3. I'd bring back welfare to work. Democrats emphasize being a voice for poor and minority and underprivileged Americans. But in most people’s minds, entitlements are not the best way for these folks or for the country. I agree: I’ve been privileged to work first hand with families on public welfare. More than half of these folks, maybe even three quarters, have the physical and mental ability to work and a good number want to and would work. But the average cost of living--not fancy living--far exceeds what even two paychecks can bring home on $ 9/hour. Add up the actual costs of food stamps, health insurance, child care, subsidized housing, and compare that figure to the take-home pay of an unskilled person earning $ 9/hour. The disincentives to work are real, not to mention that folks who don’t have cars rely on public transportation that sometimes require two or three bus changes. That’s a tough situation for someone trying to show up for work on time.
My plan would screen and then insist on full time work for everyone who can and should work, but also provide a supplemental income to at least allow a reasonable standard of living. And my plan would train or retrain folks for new skills, not indefinitely, but for a year or two. After that, work would be expected; if necessary, in assigned community service.

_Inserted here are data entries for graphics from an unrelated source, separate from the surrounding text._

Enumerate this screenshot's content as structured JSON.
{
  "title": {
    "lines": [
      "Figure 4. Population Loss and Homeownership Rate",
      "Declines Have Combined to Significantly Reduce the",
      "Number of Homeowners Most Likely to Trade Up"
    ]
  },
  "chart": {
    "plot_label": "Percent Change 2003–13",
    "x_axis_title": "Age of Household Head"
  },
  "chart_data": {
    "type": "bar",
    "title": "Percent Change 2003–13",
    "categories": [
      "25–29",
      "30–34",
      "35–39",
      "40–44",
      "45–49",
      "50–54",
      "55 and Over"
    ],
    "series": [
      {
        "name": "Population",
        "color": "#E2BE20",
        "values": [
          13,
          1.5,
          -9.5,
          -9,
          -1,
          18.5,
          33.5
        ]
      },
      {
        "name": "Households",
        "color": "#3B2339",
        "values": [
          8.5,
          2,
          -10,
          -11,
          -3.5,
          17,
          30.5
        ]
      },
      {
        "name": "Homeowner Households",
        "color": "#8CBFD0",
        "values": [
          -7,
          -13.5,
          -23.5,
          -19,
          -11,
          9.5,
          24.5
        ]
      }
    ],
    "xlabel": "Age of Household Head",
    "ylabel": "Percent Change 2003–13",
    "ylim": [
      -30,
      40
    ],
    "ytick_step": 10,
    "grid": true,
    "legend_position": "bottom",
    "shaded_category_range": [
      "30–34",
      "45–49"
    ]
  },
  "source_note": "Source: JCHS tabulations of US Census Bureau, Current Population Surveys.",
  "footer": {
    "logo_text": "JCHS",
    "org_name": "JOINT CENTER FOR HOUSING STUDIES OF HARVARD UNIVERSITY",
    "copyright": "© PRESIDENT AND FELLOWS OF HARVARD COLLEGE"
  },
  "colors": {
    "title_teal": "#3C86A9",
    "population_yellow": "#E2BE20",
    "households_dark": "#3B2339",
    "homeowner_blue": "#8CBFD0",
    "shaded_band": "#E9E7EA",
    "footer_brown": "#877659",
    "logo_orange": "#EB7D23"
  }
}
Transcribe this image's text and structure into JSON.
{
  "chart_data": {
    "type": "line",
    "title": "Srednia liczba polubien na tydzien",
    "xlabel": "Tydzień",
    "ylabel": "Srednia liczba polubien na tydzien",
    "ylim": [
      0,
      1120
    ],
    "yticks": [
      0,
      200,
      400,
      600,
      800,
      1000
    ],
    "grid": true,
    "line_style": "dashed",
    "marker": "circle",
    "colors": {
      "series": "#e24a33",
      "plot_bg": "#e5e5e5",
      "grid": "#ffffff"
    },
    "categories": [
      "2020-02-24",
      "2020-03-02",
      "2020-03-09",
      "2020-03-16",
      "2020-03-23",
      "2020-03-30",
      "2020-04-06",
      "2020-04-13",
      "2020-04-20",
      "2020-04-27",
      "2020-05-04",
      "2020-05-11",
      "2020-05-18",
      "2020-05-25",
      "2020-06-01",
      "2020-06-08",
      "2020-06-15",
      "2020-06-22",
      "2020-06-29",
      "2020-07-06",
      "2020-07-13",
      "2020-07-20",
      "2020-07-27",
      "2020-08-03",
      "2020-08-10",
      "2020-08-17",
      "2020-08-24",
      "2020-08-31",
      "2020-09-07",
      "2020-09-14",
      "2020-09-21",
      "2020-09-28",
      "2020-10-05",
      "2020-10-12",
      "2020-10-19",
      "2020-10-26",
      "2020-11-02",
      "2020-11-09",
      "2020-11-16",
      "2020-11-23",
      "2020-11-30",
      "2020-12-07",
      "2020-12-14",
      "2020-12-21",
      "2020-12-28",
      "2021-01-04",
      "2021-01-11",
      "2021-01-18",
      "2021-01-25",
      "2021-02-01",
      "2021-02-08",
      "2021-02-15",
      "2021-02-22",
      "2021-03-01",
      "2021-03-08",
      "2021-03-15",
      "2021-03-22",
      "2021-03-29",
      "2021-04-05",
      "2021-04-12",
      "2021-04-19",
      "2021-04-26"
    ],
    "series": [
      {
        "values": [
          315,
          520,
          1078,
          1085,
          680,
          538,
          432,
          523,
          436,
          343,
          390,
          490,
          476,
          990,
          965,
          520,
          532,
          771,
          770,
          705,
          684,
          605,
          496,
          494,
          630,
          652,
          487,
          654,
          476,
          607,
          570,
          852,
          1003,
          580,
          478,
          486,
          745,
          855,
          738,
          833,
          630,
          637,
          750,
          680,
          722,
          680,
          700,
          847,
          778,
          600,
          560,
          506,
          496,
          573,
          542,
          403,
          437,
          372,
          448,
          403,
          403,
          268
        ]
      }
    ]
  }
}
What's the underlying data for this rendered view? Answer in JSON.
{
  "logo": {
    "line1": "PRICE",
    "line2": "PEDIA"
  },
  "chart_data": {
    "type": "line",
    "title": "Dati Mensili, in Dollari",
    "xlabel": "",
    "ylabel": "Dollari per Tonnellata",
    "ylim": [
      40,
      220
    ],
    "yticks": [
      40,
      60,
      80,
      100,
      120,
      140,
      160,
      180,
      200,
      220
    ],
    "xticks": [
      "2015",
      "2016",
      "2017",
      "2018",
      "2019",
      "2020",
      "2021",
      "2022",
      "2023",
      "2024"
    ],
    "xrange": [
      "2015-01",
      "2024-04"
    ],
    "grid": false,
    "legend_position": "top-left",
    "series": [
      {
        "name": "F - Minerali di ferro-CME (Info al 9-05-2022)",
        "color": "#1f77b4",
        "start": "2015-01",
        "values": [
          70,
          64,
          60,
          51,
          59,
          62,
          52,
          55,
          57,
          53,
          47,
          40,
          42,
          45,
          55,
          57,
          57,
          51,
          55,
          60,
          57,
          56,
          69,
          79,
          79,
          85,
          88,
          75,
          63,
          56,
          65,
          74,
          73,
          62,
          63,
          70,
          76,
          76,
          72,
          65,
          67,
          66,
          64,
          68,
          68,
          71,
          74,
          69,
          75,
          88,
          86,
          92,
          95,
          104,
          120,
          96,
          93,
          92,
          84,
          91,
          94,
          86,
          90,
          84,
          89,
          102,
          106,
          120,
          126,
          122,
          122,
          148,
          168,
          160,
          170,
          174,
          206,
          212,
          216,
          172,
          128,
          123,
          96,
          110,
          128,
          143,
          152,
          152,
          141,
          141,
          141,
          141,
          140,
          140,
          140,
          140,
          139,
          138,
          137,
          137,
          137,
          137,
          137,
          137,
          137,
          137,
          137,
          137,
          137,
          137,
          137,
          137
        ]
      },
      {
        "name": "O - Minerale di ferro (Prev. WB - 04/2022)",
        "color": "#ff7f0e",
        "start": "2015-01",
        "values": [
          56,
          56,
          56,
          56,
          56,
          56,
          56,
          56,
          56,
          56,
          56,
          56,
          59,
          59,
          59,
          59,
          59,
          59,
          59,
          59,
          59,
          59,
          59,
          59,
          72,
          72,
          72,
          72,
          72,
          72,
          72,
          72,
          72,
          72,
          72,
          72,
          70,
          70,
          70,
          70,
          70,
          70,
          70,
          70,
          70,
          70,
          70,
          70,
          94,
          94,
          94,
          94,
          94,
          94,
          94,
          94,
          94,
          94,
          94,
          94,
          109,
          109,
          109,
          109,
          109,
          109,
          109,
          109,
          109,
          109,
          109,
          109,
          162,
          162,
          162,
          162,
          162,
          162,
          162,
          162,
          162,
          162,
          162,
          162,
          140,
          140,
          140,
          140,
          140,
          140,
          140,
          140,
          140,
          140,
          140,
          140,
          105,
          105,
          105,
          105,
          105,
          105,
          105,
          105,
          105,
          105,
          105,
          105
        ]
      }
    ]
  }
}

4.And finally, although I’m no expert on foreign policy, I’d run on this promise: If I drew a red line, I’d keep it. I believe the waffling in intervening in Syria has caused a whole lot more deaths and heartbreak than a clear and enforceable red line would have. At the same time I’d continue efforts to collaborate however and whenever possible though the United Nations and with other countries. (This doesn’t conflict with red lines.) The nations of the world need each other more than ever.....
This is what I would do Hillary, Bernie, Jeb, Ted, Marco, and Mr. Kasich. (Mr Trump omitted for good reason.) Call me naive or ridiculous, but the difference with me is that I mean every word. And I think across the board, I'm not alone.